Inversion formula and range conditions for a vector multi-interval finite Hilbert transform in $L^2$

TL;DR

This paper derives explicit inversion formulas and range conditions for a vector multi-interval finite Hilbert transform with specific matrix structures, proving solution uniqueness and connecting to Riemann-Hilbert problems.

Contribution

It provides the first explicit inversion formulas and range conditions for the vector finite Hilbert transform in cases of symmetric positive definite and uniform matrices, including solution uniqueness.

Findings

Explicit inversion formulas derived for specific matrix cases.

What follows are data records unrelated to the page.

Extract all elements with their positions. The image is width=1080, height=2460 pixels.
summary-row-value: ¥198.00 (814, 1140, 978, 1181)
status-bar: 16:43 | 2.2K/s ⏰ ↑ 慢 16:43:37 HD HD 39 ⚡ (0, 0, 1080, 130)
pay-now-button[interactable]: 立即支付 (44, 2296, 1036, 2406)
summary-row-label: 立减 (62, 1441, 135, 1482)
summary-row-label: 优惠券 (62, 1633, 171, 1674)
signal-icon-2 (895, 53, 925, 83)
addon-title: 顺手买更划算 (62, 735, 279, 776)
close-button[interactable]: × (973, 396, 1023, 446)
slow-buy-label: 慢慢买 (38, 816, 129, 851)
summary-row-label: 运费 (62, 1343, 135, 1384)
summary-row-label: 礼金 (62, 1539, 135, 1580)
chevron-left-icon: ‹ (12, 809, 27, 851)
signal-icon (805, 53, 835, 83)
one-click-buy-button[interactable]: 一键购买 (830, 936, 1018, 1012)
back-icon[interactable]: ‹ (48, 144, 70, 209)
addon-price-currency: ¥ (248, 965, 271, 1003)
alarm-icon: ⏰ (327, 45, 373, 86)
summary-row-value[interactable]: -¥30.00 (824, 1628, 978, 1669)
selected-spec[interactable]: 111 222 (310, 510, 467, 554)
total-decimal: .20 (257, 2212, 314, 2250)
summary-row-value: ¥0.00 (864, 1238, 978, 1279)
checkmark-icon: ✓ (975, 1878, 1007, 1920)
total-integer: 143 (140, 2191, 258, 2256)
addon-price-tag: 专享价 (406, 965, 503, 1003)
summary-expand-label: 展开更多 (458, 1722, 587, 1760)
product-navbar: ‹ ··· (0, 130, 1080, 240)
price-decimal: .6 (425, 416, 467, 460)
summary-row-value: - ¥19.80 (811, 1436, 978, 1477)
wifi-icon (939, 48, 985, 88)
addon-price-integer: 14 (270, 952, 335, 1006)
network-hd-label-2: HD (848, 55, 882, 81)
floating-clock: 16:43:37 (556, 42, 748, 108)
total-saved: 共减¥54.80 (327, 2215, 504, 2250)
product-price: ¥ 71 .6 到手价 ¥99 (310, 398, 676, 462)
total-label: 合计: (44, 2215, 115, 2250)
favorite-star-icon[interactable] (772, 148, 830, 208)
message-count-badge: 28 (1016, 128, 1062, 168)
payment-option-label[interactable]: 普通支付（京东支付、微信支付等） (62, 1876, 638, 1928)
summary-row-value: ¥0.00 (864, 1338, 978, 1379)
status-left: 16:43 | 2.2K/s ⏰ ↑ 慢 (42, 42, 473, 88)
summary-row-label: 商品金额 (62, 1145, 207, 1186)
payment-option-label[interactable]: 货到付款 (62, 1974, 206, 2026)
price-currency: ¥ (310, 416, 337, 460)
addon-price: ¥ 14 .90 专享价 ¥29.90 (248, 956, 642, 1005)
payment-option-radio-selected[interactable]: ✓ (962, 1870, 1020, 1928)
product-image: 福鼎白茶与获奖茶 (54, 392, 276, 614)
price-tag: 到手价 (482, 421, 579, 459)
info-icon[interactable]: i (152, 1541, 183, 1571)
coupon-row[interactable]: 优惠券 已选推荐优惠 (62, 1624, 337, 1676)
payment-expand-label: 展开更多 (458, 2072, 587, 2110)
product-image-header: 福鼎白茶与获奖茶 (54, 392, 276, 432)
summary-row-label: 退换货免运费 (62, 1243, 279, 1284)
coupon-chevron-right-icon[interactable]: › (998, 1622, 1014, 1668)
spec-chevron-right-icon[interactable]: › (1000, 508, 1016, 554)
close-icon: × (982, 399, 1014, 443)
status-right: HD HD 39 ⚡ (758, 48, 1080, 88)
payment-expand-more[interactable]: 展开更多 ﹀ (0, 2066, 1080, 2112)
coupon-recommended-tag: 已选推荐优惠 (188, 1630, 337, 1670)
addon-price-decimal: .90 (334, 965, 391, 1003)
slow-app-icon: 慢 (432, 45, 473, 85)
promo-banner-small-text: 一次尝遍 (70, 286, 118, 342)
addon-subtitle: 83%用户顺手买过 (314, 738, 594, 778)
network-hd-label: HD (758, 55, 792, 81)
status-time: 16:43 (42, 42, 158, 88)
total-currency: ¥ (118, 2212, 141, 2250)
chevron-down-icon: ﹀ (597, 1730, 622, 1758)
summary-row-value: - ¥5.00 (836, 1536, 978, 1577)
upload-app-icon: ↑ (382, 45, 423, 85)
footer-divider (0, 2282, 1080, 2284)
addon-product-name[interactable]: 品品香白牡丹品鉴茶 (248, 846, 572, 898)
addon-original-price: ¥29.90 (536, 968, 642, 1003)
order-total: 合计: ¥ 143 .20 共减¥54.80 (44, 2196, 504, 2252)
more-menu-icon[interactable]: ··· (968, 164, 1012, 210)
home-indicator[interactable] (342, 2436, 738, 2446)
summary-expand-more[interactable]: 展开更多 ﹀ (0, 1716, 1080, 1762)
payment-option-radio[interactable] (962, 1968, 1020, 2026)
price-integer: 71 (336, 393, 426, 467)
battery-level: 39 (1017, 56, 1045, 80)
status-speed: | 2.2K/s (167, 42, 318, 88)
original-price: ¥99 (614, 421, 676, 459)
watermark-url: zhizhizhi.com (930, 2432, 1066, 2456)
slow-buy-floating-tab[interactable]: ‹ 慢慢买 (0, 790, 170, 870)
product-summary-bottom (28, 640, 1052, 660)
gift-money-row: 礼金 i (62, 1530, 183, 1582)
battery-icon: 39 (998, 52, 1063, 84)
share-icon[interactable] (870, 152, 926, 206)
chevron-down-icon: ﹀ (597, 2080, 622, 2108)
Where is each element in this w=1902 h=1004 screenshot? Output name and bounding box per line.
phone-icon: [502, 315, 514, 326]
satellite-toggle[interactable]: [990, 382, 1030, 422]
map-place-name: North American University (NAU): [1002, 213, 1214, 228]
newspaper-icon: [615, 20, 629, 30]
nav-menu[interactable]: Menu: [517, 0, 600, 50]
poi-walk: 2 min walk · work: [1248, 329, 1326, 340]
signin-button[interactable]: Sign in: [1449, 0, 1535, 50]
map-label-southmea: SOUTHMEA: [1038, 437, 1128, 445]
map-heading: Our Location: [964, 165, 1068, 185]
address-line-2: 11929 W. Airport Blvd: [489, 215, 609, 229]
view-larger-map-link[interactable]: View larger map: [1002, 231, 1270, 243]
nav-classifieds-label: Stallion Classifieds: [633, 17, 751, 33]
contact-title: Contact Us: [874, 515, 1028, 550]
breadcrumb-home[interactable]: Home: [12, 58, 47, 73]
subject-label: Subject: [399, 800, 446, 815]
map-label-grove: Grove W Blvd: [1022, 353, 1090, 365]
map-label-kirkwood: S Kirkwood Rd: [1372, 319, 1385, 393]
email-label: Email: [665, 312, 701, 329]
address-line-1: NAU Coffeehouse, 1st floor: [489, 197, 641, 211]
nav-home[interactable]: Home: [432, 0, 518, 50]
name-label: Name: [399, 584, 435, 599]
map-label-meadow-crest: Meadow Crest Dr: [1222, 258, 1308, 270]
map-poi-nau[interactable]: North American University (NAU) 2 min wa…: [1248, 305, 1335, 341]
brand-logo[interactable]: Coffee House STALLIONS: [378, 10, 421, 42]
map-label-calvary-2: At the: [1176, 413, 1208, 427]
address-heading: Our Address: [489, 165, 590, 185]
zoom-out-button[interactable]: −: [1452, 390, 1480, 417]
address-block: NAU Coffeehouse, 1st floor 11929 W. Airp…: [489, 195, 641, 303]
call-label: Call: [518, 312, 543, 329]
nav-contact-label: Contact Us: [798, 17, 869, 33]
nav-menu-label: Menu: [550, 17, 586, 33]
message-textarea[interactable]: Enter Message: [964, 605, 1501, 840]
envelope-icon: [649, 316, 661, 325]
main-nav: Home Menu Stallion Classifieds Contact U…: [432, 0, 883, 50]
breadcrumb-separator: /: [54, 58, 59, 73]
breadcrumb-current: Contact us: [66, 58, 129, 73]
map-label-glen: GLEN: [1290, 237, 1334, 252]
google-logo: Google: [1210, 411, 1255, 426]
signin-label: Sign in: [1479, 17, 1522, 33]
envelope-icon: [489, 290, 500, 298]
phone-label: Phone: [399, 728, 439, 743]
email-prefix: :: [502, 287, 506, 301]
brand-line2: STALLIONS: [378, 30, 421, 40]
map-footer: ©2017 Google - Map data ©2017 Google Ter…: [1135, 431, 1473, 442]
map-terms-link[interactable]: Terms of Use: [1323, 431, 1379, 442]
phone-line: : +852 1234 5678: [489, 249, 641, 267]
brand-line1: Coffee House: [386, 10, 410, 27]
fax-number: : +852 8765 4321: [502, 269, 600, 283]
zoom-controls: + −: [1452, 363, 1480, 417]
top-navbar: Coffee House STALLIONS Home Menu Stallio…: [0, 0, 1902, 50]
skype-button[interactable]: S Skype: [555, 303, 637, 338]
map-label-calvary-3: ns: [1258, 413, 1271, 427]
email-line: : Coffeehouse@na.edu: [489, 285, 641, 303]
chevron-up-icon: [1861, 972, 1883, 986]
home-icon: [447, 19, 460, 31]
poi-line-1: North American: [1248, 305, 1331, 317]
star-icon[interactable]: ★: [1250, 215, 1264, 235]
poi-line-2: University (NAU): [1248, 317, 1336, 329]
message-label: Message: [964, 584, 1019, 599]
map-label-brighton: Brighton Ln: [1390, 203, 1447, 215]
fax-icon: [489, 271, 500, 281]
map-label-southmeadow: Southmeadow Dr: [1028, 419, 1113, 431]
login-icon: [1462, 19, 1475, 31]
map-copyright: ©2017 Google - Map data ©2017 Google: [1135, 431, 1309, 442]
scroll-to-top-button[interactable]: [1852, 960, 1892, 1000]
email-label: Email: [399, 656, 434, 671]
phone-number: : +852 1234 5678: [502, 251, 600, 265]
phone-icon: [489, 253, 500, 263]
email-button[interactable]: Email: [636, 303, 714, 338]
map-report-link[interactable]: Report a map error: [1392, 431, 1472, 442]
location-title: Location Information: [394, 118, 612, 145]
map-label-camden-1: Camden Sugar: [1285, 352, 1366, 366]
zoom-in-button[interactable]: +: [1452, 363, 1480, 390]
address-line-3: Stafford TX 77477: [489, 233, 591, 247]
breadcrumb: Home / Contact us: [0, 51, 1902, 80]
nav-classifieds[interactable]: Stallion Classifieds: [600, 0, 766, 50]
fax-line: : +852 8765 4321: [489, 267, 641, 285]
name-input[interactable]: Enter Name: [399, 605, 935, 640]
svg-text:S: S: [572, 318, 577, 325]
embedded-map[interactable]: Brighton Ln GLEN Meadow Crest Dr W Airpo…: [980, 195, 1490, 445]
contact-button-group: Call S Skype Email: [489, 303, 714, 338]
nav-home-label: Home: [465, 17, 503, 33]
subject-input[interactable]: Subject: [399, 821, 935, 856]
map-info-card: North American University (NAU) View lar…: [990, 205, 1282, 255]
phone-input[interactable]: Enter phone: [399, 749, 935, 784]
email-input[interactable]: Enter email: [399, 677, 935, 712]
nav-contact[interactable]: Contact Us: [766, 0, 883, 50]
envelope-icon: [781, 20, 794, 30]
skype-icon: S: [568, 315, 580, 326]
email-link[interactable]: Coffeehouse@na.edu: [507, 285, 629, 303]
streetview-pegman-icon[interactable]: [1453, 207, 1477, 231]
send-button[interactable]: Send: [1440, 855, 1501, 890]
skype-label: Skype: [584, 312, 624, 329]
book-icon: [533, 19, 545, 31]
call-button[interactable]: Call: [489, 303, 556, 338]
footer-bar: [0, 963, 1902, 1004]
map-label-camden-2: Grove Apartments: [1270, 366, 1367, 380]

Range conditions established for solution existence.

Proved injectivity of the transform.

Abstract

Given $n$ disjoint intervals $I_j$, on $\mathbb R$ together with $n$ functions $\psi_j\in L^2(I_j)$, $j=1,\dots n$, and an $n\times n$ matrix $\Theta$, the problem is to find an $L^2$ solution $\vec \varphi= {\rm Col} (\varphi_1,\dots, \varphi_n)$, $\varphi_j \in L^2(I_j)$ to the linear system $\chi\Theta \mathcal H \vec \varphi = \vec\psi$, where $\mathcal H = {\rm diag} (\mathcal H_1 ,\dots, \mathcal H_n)$ is a matrix of finite Hilbert transforms and $\chi=\text{diag}(\chi_1,\dots,\chi_n)$ is a matrix of the corresponding characteristic functions on $I_j$, and $\vec \psi={\rm Col} (\psi_1,\dots,\psi_n)$. Since we can interpret $\chi\Theta \mathcal H \vec \varphi$ as a generalized vector multi-interval finite Hilbert transform, we call the formula for the solution as "the inversion formula" and the necessary and sufficient conditions for the existence of a solution as the "range conditions". In this paper we derive the explicit inversion formula and the range conditions in two specific cases: a) the matrix $\Theta$ is symmetric and positive definite, and; b) all the entries of $\Theta$ are equal to one. We also prove the uniqueness of solution, that is, that our transform is injective. When the matrix $\Theta$ is positive definite, the inversion formula is given in terms of the solution of the associated matrix Riemann-Hilbert Problem. We also discuss other cases of the matrix $\Theta$.